So i talked to the owner tonight. He sounds like a really nice horse. He has been used as a ranch horse all his life. He does sliding stops and spins. Hasnt been to a branding, more so just herds the cows and what not. You can rope off of him. Came off of a big ranch in oregon. He is a very calm horse but can get fiesty(hot whatever ya want to say), but the owner told me all he does is stop him and lets him get his head back (calm down) and then off they go again. The daughter (adult daughter lol) took some lessons on him to improve her riding. Cody is very sensitive and pretty well trained. He can really move out and cover some ground. Has a very nice rocking horse lope, and a awsome extended trot. He has a big motor on him, and he will go as fast or slow as you want him to go. I cant wait to go see him, but i got to make sure i can get my board deal.
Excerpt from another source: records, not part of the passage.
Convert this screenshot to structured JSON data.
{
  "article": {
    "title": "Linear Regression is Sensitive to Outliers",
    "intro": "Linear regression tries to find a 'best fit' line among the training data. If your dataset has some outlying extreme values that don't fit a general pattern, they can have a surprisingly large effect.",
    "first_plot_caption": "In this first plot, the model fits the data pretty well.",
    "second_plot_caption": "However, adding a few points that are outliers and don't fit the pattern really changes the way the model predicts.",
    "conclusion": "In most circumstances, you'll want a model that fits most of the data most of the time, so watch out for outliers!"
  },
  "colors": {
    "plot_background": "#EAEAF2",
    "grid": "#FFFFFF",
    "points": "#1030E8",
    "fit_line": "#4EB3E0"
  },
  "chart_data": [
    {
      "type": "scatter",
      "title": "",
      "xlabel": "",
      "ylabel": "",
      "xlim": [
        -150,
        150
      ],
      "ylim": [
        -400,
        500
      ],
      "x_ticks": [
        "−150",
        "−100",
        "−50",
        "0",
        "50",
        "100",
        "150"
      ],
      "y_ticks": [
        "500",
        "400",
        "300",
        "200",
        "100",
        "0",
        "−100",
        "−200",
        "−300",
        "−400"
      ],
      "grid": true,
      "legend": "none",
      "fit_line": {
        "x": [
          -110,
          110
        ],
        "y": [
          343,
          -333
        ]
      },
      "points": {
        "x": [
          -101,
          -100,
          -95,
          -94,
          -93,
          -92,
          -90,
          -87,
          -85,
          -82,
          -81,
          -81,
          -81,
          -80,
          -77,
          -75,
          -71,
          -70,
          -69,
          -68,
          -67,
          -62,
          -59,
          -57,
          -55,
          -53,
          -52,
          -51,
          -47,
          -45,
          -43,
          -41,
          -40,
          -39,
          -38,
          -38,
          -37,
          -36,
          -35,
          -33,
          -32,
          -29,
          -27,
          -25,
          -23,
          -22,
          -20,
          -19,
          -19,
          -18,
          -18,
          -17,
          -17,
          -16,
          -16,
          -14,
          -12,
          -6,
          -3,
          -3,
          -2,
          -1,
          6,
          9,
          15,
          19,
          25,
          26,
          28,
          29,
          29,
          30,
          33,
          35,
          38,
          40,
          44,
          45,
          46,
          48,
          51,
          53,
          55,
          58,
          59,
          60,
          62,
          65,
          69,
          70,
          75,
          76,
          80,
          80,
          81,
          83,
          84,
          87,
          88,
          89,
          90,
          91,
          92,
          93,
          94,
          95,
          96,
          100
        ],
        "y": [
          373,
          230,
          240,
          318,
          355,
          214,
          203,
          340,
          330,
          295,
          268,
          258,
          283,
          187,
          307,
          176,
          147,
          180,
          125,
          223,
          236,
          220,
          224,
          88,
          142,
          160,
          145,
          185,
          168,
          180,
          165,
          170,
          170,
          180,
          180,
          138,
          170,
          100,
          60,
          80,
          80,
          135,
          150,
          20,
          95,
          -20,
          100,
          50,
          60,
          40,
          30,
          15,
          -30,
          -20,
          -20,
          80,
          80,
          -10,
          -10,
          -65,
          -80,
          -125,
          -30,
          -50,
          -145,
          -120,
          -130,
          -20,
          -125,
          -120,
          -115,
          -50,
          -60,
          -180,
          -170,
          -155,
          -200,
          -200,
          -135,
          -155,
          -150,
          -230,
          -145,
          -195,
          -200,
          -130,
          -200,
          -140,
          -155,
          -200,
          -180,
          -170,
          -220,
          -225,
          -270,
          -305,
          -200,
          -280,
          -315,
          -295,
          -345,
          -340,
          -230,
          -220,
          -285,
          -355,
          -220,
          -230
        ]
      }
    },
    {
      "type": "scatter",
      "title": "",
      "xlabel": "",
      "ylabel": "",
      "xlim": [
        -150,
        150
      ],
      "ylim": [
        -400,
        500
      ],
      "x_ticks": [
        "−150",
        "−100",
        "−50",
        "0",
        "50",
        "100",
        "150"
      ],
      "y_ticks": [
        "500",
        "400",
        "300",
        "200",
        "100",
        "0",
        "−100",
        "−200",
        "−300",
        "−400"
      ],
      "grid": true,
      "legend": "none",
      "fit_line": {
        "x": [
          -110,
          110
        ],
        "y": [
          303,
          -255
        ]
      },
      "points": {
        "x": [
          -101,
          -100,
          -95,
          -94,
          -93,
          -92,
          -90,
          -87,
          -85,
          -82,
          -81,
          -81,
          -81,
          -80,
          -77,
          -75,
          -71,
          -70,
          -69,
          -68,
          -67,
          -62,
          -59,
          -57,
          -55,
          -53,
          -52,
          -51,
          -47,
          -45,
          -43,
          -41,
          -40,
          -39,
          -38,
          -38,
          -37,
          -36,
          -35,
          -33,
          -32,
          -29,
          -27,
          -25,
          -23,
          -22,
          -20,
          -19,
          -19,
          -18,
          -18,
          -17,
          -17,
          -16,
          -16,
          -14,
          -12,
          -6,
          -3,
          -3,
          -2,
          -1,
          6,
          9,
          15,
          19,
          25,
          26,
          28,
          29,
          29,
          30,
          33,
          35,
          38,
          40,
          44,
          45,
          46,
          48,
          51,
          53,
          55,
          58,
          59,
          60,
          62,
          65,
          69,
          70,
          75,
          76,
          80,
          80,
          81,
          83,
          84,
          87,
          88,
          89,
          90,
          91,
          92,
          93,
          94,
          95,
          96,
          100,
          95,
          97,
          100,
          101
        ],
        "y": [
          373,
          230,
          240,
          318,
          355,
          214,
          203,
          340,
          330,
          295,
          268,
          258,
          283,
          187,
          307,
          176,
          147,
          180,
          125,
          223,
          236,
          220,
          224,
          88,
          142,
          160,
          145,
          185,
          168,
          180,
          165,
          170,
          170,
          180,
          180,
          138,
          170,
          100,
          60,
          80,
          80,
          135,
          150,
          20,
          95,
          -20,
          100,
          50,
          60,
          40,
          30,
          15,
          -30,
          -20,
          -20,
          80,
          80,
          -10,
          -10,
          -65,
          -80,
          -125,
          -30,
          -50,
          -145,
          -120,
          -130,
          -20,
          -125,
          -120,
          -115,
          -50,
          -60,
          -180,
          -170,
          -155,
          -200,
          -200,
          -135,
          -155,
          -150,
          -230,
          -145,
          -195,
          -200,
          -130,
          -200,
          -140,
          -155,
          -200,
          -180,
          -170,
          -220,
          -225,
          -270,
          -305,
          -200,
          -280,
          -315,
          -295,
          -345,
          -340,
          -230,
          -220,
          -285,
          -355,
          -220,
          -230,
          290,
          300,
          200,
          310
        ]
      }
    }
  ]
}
It all depends on wether or not i get a horse. So keep your fingers crossed and i will jkeep you guys up dated. But he sounds really well broke and exactly what im looking for, except the fact that he is not a love bug, but most ranch horses arent , o well lol.


----------



## smrobs (Jul 30, 2008)

XXXX All crossed. And he may turn into a love bug after a while. He has probably never been around it to know if he likes it or not.


----------



## kevinshorses (Aug 15, 2009)

reining girl said:


> So i talked to the owner tonight. He sounds like a really nice horse. *He has been used as a ranch horse all his life*. He does sliding stops and spins. *Hasnt been to a branding*, more so just herds the cows and what not. You can rope off of him. Came off of a big ranch in oregon.


That is the only thing that sounds suspicious to me.


----------



## mom2pride (May 5, 2009)

Oooooh definitely crossing my fingers for you!!! He sounds perfect for you!! And don't worry, he'll probably come around with someone coming out all the time just to love on him  Lots of love and carrots can turn pretty much any 'non lover' horses around...hahaha


----------



## riccil0ve (Mar 28, 2009)

I like him, and I have no idea why. I hope it all works out for you!

And I'm sure once he gets some love and attention, he'll turn into a love bug. =]


----------



## reining girl (Jan 30, 2009)

lol i hope he will turn into a love bug. Thanks guys, i hope it will work out. The owner also said i could take him on a trial! Kevinshorse- i should of put in there that the *current owner* has not used him for brandings. He has just used him to gather cattle up. forgot to put that little tid bit in there, thats what happens when the brain thinks faster than the fingers can type hehehehe.


----------



## reining girl (Jan 30, 2009)

o and i found out he wears a size 1 shoe, so he has nice big feet(for his size). I think the rocks and the hairy pasterns make his feet look small.


----------



## JustLeaveIt2Mya (Jun 6, 2009)

the cannon/pasterns really jumped out at me their by far the cutest little things i ever seen,, big horse hes cute!


----------



## reining girl (Jan 30, 2009)

lol, i know. I hope it will work out.


----------



## reining girl (Jan 30, 2009)

So, i might be getting to take a look at him soon! Sunday, im going to talk over the board deal wiht my boss. Cross your fingers.


----------



## reining girl (Jan 30, 2009)

ok so i got good news. She would let me board him, and i just pay for hay. So now i just have to decide if i want him or a truck......... hmmmmmmm


----------